After seeing her first derby game in Ventura, California, Perry joined a local outfit called the L.A. Derby Dolls. Perry said that she was drawn to the speed and danger she perceived in LADD's style, played on a tilted surface called a banked track.

"Banked-track roller derby called up my inner thrill-seeker," Perry said, adding that roller derby got her reacquainted with the camaraderie of being part of a close-knit team that she cherished in high school.

Seven years on, Perry is a 36-year-old Ph.D. candidate and married mother of a kindergartner. She has switched to flat-track derby and plays for the Angel City Derby Girls.

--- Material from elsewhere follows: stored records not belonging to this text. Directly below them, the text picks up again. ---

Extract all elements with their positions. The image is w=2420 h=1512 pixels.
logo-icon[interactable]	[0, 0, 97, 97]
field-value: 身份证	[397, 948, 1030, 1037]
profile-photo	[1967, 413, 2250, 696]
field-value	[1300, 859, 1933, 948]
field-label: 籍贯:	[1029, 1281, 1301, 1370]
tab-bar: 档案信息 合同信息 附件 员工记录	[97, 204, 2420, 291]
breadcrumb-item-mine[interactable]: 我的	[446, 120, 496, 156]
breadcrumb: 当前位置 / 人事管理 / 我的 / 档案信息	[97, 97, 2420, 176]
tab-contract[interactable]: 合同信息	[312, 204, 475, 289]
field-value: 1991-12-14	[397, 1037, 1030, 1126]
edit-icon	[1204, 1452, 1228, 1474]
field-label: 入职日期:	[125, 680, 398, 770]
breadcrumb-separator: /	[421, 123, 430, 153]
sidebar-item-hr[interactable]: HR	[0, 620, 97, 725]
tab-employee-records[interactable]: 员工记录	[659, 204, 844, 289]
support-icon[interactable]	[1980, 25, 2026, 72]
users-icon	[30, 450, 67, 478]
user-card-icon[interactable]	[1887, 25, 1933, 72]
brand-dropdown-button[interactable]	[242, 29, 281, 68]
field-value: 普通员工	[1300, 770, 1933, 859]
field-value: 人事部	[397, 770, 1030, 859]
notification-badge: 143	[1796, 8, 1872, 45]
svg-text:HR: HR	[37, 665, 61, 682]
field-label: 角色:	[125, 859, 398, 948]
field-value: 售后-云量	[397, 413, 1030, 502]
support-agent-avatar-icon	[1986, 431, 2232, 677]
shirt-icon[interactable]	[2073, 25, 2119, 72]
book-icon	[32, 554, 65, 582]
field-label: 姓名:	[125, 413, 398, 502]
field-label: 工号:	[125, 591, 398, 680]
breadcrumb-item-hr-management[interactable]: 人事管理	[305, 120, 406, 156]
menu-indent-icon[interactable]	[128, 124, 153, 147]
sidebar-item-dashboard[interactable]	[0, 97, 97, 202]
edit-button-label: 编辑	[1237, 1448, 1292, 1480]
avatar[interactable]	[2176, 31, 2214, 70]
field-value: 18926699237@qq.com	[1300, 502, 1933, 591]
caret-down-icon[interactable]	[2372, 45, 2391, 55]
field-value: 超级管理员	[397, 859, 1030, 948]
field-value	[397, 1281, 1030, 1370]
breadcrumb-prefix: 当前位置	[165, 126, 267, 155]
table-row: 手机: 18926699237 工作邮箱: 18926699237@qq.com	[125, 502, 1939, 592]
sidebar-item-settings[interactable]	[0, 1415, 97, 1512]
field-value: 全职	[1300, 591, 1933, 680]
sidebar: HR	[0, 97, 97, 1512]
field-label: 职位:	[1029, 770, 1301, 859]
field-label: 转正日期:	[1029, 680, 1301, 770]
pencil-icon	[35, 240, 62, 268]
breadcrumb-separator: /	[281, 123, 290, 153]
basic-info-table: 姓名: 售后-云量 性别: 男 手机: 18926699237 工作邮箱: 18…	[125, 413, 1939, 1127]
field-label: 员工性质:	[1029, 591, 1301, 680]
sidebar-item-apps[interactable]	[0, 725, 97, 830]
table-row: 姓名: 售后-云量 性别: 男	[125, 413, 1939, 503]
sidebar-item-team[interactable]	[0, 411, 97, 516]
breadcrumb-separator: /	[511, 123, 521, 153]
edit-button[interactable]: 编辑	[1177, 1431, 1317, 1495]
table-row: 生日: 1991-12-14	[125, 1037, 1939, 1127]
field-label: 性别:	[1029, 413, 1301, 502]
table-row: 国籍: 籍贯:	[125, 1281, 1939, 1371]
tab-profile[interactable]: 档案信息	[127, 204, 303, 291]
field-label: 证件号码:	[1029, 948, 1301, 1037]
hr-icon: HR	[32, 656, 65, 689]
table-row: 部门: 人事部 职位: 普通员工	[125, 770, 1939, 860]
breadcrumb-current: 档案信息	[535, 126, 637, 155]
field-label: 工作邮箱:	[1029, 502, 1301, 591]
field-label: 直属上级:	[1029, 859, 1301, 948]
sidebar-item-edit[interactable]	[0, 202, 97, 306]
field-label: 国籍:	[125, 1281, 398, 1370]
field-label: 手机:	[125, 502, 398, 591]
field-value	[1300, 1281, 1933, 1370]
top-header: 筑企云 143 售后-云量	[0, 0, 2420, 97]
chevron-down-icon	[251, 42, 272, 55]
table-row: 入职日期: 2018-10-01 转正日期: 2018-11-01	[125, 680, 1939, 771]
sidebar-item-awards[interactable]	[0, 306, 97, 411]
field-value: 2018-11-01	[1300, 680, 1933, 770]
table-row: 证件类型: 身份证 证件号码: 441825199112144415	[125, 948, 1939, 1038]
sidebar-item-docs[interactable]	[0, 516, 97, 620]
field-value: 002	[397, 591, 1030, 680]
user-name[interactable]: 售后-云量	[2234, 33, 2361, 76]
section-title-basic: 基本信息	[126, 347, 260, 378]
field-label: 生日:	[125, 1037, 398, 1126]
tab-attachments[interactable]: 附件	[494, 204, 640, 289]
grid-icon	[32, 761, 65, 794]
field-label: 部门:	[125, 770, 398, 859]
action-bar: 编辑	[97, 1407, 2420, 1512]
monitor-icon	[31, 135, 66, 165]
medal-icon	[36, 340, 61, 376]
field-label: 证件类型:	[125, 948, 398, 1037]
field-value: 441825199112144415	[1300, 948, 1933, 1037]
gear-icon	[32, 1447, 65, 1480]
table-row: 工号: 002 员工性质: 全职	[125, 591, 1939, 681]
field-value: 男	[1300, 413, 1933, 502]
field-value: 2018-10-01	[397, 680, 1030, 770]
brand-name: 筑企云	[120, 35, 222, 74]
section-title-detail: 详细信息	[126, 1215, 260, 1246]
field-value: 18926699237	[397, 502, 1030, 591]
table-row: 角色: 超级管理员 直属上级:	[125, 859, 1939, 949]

She is recognized as one of the best defensive players on one of flat-track's best teams.

This weekend, the skater who plays under the name "Hunnie Brasco" will try to help Angel City, ranked fifth in the world, advance to the Women's Flat Track Derby Association championship when it plays in the Division 1 playoffs in Vancouver, British Columbia. As the No. 2 seed in the WFTDA's third of four playoff tournaments, Perry and her teammates need to win their first two games to book a ticket to Champs, which takes place in Portland, Oregon, Nov. 4-6.

Perry's switch from LADD to Angel City had less to do with playing on a different surface than what she calls her "need for more personal athletic challenges." She also wanted to play a wider variety of teams across the world, something offered by the WFTDA's several hundred leagues, spanning Seattle to Sydney, Australia.

"The opportunity to travel across the country and really bond and get to know your team intimately was very part and parcel with what I wanted out of a sport," she said.

After Perry's switch in 2014, Angel City crept up the rankings. Now Angel City is a formidable rival to other world-class roller derby teams such as reigning world champion Rose City of Portland, five-time world champion Gotham from NYC, and perennial powerhouse Texas based in Austin.

Angel City has made a name for itself with its top-notch athleticism.

"We have athletes from a diverse set of backgrounds -- everything from hockey to gymnastics, CrossFitters too," Perry said. "I love [derby] players who have played other sports, and watch other sports, because you can always learn from other disciplines."

Known informally as the "Sequoias," many of Angel City's key players, including Tui Lyon and Rachel Johnston, are 5 feet 10 or taller. Perry, known for her hard hits (and sense of humor), is 5-11.

"Hunnie is cripplingly funny. She brings a kind of levity every team needs," Johnston said. "Her mile-long legs carry her at terrifying speeds -- she's a jammer's worst nightmare."

"She hits walls with such incredible force and tenacity. She's like a Tasmanian devil." Tui Lyon on Kwynn Perry

Lyon, a key acquisition from No. 2-ranked Victoria (Australia), says Perry's athleticism matches her cool head and competitive temperament.

"She hits walls with such incredible force and tenacity," Lyon said. "She's like a Tasmanian devil."

As important as the friendship and the competition, Perry says her league is extremely supportive of her as a mother.

"I feel very fortunate at ACDG that I have support from my league. For some leagues it might be a contentious point," Perry said, noting the time commitment and fitness level demanded of derby athletes. "We have eight mothers on our all-star team alone.

"My son always wants to go to practice with me, because it's just like a big gymnasium for him."

But that's not all that is good about Angel City, and the league she lives to compete for.

"Our team is also very ethnically diverse, and that for me is wonderful," Perry said. "It's not something that I can put into words, but playing here just feels so welcoming."